The Applicant had argued that he had a legal entitlement to flexible work due to his disabilities, and as such, the AFP’s direction was not lawful. He also submitted that the AFP had breached the Disability Discrimination Act 1992 (Cth) for failing to make reasonable adjustments for him in the workplace in the last four years of his employment.

The AFP submitted that it was a lawful and reasonable direction for the Applicant to physically attend the workplace. It added that the Applicant’s conduct was serious, and he was aware of what the directions required him to do and that failing to comply with them could result in termination. The AFP referred to section 40 of the Australian Federal Police Act 1979 (Cth), which provided that an AFP appointee, such as the Applicant, must obey instructions given to him. The AFP also argued that the direction was reasonable because the Applicant had been offered the opportunity to return to work gradually, they enquired with the Applicant about what adjustment he may need in order to return, and they requested him to provide up-to-date medical evidence from his treating practitioners, which he failed to provide. The AFP also offered a number of operational examples of why the Applicant’s physical attendance was required, including the need to integrate the Applicant back to work after his absence and to train him in new systems.

The Deputy President found that it was reasonable of the AFP to seek to discuss adjustments with the Applicant and to request up-to-date medical evidence, and that it was unreasonable of the Applicant to refuse these. It was also made clear to the Applicant that the AFP facilitated some working from home and made adjustments to the Applicant’s workstation, but he continued to refuse to comply with the direction. It is well established that a failure to follow a lawful and reasonable direction may constitute a valid reason for dismissal, and that in this instance, the AFP had a valid, sound, and defensible reason to dismiss the Applicant. Lastly, Deputy President Dean held that the Applicant had been notified of the reason and given an opportunity to respond.

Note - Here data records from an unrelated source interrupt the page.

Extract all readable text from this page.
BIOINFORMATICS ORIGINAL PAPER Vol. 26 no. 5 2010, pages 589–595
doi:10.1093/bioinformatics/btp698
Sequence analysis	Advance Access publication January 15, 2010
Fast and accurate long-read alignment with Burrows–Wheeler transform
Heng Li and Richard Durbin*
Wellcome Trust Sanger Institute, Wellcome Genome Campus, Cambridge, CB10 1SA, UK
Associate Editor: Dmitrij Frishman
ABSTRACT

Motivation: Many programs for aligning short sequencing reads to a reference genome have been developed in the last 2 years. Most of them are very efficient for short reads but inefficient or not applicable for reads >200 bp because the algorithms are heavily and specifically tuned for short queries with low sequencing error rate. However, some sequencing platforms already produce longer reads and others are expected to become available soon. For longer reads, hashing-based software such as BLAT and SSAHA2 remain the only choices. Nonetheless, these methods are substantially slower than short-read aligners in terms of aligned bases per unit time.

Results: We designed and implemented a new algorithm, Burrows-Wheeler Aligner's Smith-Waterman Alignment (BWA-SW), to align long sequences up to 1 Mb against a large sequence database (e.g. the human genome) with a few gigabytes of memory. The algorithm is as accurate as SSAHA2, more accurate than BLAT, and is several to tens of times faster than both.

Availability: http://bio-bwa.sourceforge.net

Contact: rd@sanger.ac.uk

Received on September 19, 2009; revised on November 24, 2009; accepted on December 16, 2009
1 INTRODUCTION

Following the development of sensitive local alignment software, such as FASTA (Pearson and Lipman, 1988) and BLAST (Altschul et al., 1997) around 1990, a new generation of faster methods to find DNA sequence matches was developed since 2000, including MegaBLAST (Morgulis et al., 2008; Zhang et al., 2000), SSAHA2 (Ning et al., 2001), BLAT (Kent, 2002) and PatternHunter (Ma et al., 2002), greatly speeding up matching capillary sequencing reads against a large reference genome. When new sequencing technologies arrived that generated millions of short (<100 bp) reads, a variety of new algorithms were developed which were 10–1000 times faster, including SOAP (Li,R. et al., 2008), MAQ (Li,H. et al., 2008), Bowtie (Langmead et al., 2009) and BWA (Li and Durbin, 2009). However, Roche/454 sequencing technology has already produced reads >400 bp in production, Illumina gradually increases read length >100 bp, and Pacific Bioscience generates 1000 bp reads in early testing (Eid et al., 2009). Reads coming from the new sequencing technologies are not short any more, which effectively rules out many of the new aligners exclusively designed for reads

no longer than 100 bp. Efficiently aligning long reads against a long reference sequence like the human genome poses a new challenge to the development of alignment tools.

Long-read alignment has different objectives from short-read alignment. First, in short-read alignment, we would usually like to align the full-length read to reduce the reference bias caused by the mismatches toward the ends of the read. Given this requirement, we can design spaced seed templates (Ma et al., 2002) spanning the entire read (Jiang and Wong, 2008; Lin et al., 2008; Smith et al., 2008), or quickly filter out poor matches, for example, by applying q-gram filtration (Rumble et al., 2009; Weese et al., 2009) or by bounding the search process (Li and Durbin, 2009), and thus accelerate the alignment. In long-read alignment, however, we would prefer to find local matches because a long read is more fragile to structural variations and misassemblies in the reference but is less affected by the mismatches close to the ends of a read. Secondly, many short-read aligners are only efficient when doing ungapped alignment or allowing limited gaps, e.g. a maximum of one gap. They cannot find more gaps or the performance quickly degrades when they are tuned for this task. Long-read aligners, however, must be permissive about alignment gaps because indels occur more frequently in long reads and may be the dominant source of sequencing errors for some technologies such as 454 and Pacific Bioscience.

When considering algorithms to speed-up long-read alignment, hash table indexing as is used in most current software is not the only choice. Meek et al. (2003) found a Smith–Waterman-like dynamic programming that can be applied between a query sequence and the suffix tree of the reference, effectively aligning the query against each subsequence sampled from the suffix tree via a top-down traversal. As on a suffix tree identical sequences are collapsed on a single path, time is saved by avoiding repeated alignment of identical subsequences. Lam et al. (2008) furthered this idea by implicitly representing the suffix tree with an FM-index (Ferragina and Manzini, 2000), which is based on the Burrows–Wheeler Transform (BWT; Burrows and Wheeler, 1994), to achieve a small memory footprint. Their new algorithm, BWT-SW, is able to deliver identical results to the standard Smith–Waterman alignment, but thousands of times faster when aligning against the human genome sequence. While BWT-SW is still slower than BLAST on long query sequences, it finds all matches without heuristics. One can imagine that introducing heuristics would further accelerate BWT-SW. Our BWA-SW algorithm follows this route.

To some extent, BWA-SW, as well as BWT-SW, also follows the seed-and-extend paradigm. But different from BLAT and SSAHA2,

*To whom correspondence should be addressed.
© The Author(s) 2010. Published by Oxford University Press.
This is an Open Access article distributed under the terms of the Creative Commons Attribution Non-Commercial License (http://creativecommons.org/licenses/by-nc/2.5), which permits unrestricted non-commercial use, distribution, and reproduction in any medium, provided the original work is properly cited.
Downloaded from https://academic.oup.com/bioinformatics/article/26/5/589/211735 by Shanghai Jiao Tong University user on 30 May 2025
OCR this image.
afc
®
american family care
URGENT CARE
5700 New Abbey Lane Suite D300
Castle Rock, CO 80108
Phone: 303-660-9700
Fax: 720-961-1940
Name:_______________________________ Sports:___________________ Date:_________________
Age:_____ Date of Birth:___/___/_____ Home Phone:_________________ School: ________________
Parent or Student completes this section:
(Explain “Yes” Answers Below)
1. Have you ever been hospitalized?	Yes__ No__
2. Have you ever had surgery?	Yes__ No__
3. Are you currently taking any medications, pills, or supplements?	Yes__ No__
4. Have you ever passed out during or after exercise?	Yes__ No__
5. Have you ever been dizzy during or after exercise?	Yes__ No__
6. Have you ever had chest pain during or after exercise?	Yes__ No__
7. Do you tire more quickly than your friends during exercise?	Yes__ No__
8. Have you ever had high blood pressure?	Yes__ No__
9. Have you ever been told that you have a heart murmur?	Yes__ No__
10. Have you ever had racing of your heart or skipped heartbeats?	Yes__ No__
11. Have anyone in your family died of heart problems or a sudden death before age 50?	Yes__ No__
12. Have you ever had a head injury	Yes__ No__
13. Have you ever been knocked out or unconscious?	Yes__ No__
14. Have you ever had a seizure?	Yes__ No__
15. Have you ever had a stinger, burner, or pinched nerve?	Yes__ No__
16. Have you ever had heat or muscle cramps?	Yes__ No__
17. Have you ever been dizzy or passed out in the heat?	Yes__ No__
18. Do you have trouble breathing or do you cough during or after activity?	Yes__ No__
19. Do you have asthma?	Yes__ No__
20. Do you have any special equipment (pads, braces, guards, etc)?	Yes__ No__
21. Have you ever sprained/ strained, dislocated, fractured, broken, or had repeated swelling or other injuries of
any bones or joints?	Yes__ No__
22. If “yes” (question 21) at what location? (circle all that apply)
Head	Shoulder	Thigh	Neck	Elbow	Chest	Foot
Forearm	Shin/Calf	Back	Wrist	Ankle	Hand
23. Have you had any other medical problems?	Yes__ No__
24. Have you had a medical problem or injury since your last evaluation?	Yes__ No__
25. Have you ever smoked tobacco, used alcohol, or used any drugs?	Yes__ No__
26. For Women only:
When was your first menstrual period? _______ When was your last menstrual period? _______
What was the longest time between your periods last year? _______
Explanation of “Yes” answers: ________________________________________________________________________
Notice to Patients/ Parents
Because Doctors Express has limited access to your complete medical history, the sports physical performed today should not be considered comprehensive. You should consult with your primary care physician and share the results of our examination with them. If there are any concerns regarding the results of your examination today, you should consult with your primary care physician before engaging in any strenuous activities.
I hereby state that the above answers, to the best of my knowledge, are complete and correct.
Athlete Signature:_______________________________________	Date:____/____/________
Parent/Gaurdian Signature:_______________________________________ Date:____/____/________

The FWC determined the dismissal was not harsh, unjust, or unreasonable, and dismissed the Applicant’s claim.

The Take Home

Where an employee has a disability, they may request for flexible working arrangements, and where the employer can accommodate the request, they should. However, where there are reasonable business grounds to refuse the request, they are entitled to do so. An employee does not have a right to work from home, for example, solely because they have requested it.

Employers should always take extra care when dealing with employees who are injured or have a disability, so as to protect their employees from further harm, but also to protect themselves from unnecessary risk of liability. The employer in this case took steps to try to accommodate the employee’s request and to act in accordance with the medical advice made available to them. Their conduct is also exemplary in that they have made a number of attempts to discuss the arrangements with the employee and given him sufficient opportunity to follow the direction to return to work. Once it became apparent that the employee would continue to ignore the direction, the employer has followed the dismissal process thoroughly, including giving the employee sufficient opportunity to respond to the show cause letter and to provide updated medical evidence.


This content is general in nature and provides a summary of the issues covered. It is not intended to be, nor should it be relied upon, as legal or professional advice for specific employment situations. Olexo Workplace Law recommends that specialist legal advice should be sought about specific legal issues.